Improving match probabilities using service reps. (a) Areas which maximize the effectiveness of service reps (blue), within a budget \(b=0.2\), for \(\rho _l=0.025\) and \(\rho =0.15\) (b) Average probability for a match \(\left\langle P_\rho \right\rangle\) as a function of the budget b, where \(\rho _l=0.025\) and \(\rho =0.15\). The orange line shows a linear improvement when the reps are assigned randomly. The blue dots show maximal improvement when the reps are allocated optimally. (c) The equivalent overall \(\rho\) which results in the same \(\left\langle P_\rho \right\rangle\) as an optimal allocation of reps within a given budget b.

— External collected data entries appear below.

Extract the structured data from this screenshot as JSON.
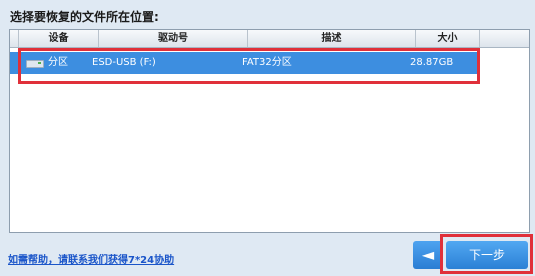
{
  "prompt": "选择要恢复的文件所在位置:",
  "table": {
    "columns": [
      "设备",
      "驱动号",
      "描述",
      "大小"
    ],
    "rows": [
      {
        "index": "1",
        "device": "分区",
        "drive": "ESD-USB (F:)",
        "description": "FAT32分区",
        "size": "28.87GB"
      }
    ]
  },
  "help_link": "如需帮助，请联系我们获得7*24协助",
  "buttons": {
    "back": "◄",
    "next": "下一步"
  },
  "colors": {
    "selection": "#3d8ee0",
    "highlight": "#e0303a",
    "button": "#2b80d5"
  },
  "icons": {
    "device": "disk-icon",
    "back": "arrow-left-icon"
  }
}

To further demonstrate the effectiveness of service reps, we compare two ways to increase the match probability: the first is allocation reps as discussed, and the second is reducing the overall uncertainty of the population through means such as educational or citizen involvement programs. Panel c shows, for each budget, what is the uncertainty \(\rho\) that is equivalent to b percentage of the population meetings with reps. A budget that allows meeting reps for 20% of the population increases \(\left\langle P_\rho \right\rangle\) from 0.8 to 0.88, which is equivalent to reducing \(\rho\) for the entire population from 0.3 to 0.18. While in practice such a change in the entire population might require long term educational and citizen involvement programs, the same result could be obtained by providing a relatively simple, easy to operate, front-desk service to a pre-targeted population.

Discussion

This paper deals with the overall impact of decisions, when individuals choose between alternatives, but have uncertainty as to the level of attributes that match their preferences.

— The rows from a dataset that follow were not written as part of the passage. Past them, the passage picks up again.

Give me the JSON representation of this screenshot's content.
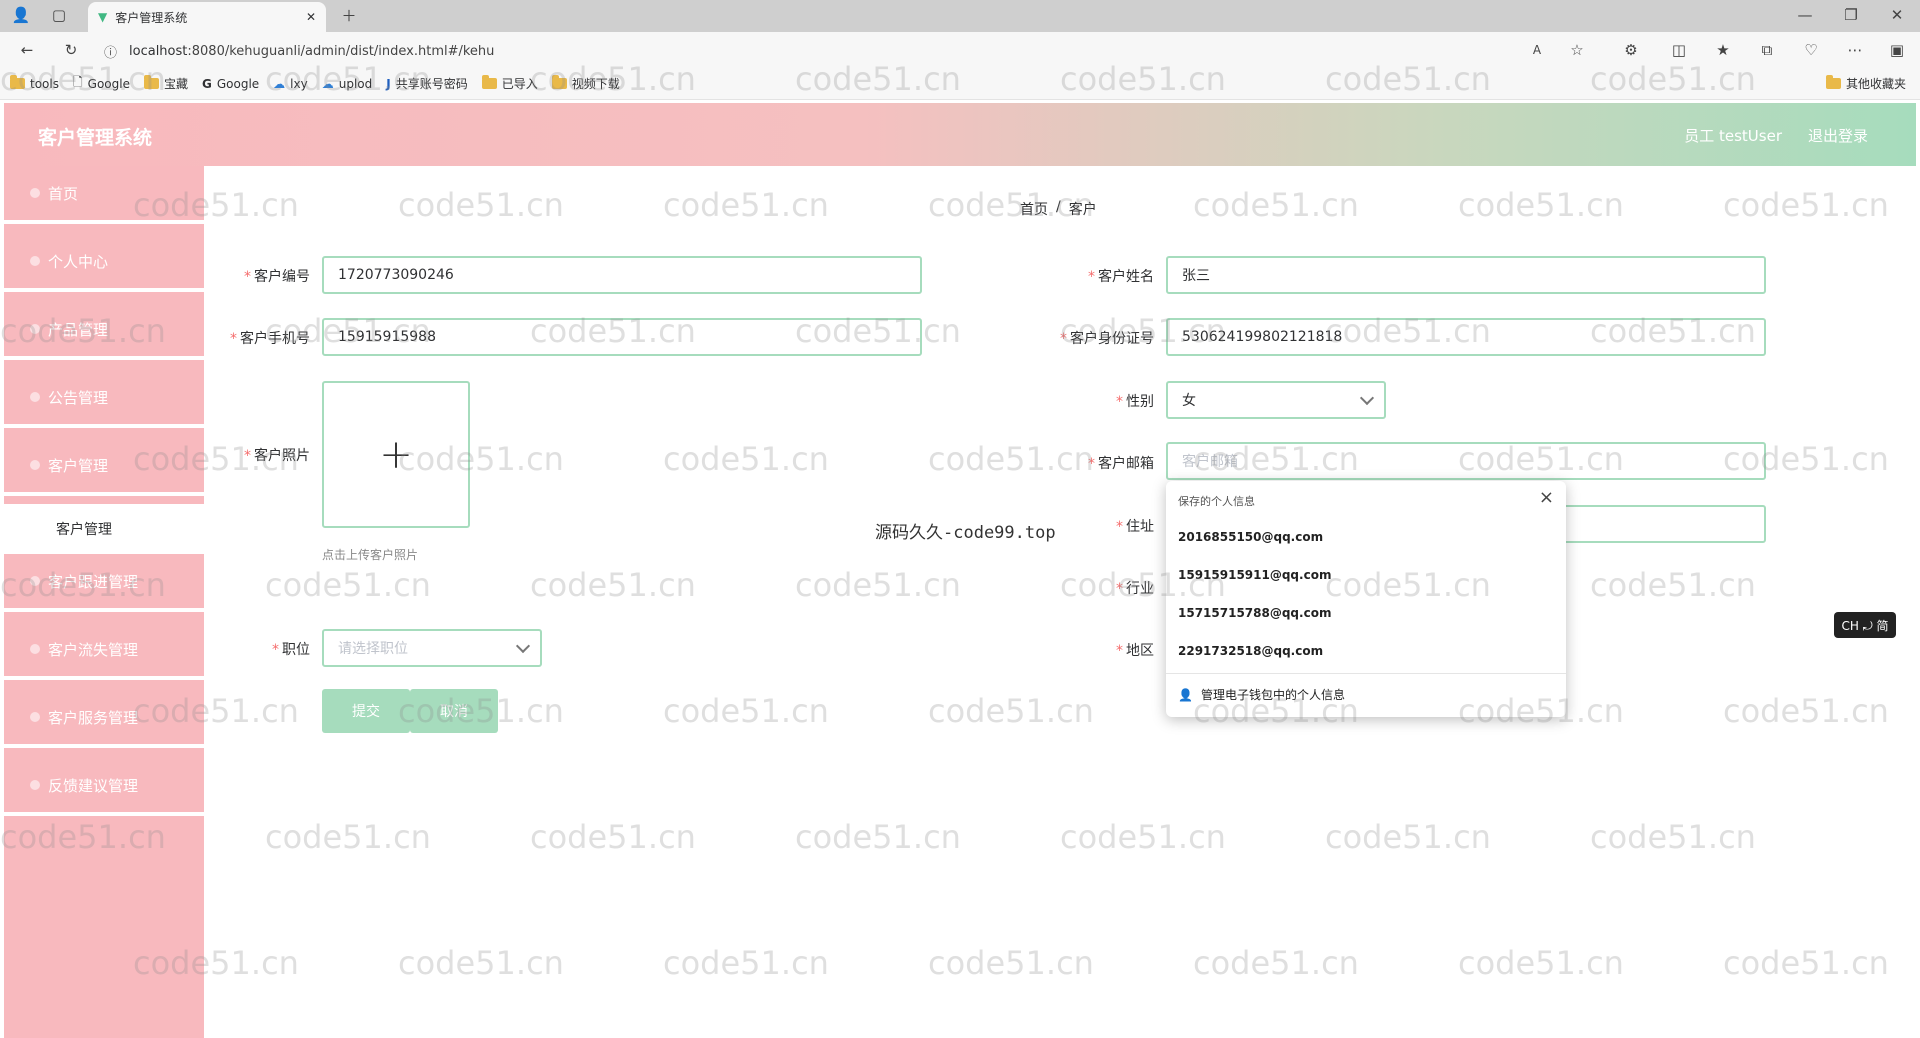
{
  "browser": {
    "tab_title": "客户管理系统",
    "url_host": "localhost",
    "url_rest": ":8080/kehuguanli/admin/dist/index.html#/kehu",
    "bookmarks": [
      "tools",
      "Google",
      "宝藏",
      "Google",
      "lxy",
      "uplod",
      "共享账号密码",
      "已导入",
      "视频下载"
    ],
    "other_bookmarks": "其他收藏夹"
  },
  "header": {
    "title": "客户管理系统",
    "user": "员工 testUser",
    "logout": "退出登录"
  },
  "sidebar": {
    "items": [
      "首页",
      "个人中心",
      "产品管理",
      "公告管理",
      "客户管理"
    ],
    "submenu": "客户管理",
    "items_after": [
      "客户跟进管理",
      "客户流失管理",
      "客户服务管理",
      "反馈建议管理"
    ]
  },
  "breadcrumb": [
    "首页",
    "/",
    "客户"
  ],
  "form": {
    "code_label": "客户编号",
    "code_value": "1720773090246",
    "name_label": "客户姓名",
    "name_value": "张三",
    "phone_label": "客户手机号",
    "phone_value": "15915915988",
    "idcard_label": "客户身份证号",
    "idcard_value": "530624199802121818",
    "gender_label": "性别",
    "gender_value": "女",
    "photo_label": "客户照片",
    "upload_tip": "点击上传客户照片",
    "email_label": "客户邮箱",
    "email_placeholder": "客户邮箱",
    "address_label": "住址",
    "industry_label": "行业",
    "position_label": "职位",
    "position_placeholder": "请选择职位",
    "region_label": "地区",
    "submit": "提交",
    "cancel": "取消"
  },
  "overlay_text": "源码久久-code99.top",
  "autofill": {
    "title": "保存的个人信息",
    "emails": [
      "2016855150@qq.com",
      "15915915911@qq.com",
      "15715715788@qq.com",
      "2291732518@qq.com"
    ],
    "manage": "管理电子钱包中的个人信息"
  },
  "ime": "CH ⤾ 简",
  "watermark": "code51.cn"
}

We add to previous literature by suggesting a continuous measure for the probability of a correct match, in a modeling framework that considers the entire set of alternatives, attributes, and individuals, and can help central planners in designing their policies. We describe the attribute space as a Voronoi tessellation and use rigorous analysis and numerical simulations to describe the probability for correct match in space as a function of the uncertainty, and to calculate the average percentage of matches. We find that the overall mismatch can be considerable even for low levels of uncertainty, and thus can be a concern for policy makers. We further explore a practice often used by central planners—allocating service representatives to help individuals obtain the correct decisions. We use numerical simulations to show that within a given budget, the allocation is most effective for individuals whose preferences are at a certain distance from the boundaries of a Voronoi cell—not too deep in the cell, but yet not too close to a boundary.

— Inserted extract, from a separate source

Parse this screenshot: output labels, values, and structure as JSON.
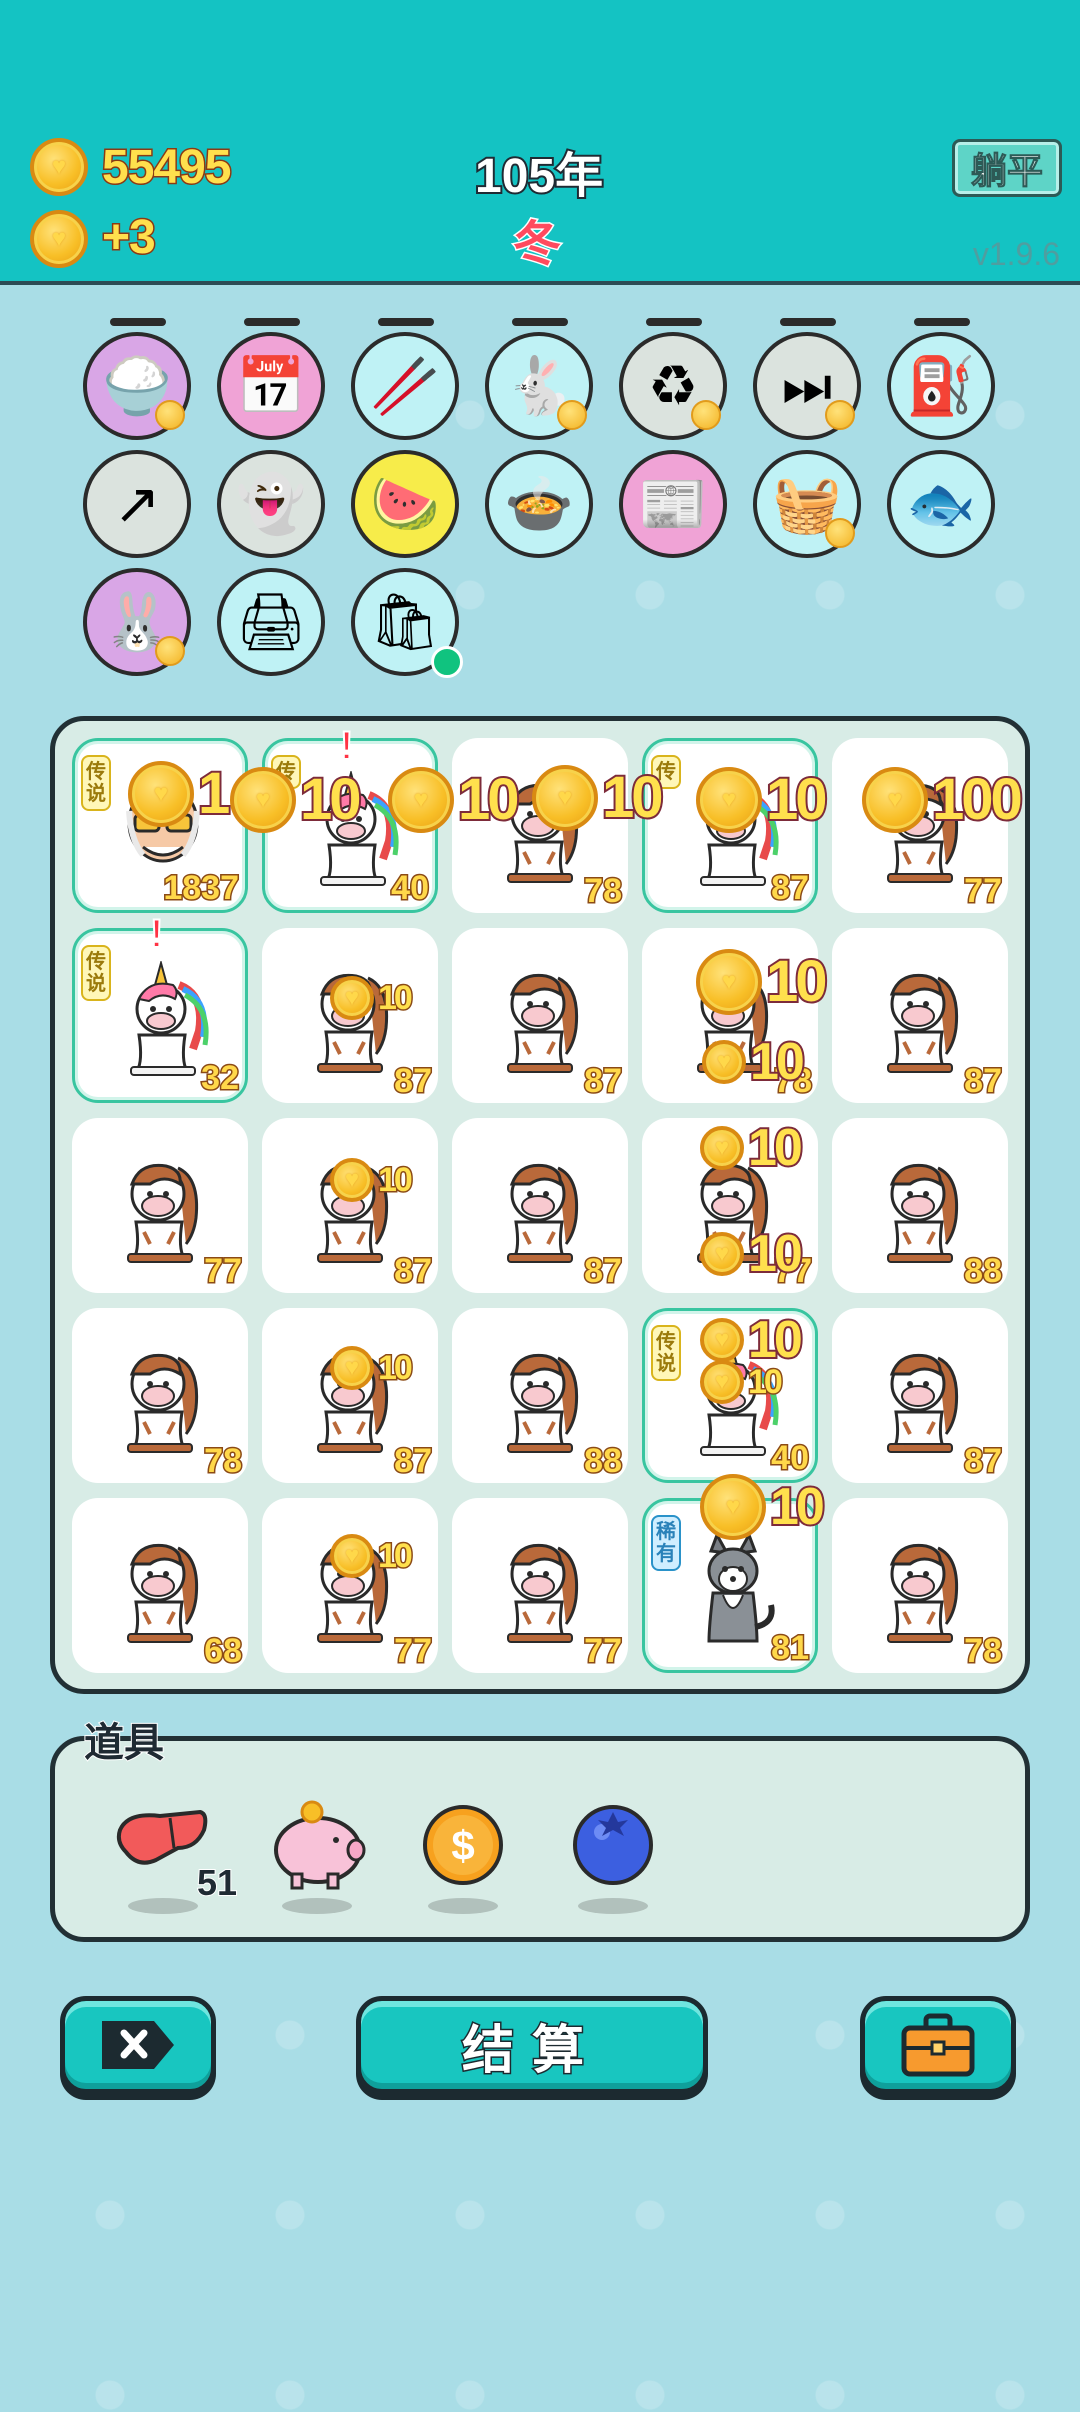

This paper suggests several avenues for future research. First, one could re-examine our assumption on a uniform distribution of the population in the attribute space. Other distributions, such as bell-shaped distribution around a central value might diminish the impact of uncertainty (if, for example, there are several clusters of individuals and a single alternative is placed in the middle of each cluster), or alternatively enhance it (if preferences are centered around certain values, but the alternatives are scattered in space). An additional extension could be exploring the issue of capacity constraints—the scenario in which a mismatch could prevent another individual from being correctly matched. A third topic of interest would be endogenous sources of information, beside the reps, such as word-of-mouth from other users. Since this additional information also has uncertainty, it can hypothetically work in both directions and its influence on the reps allocation is not trivial.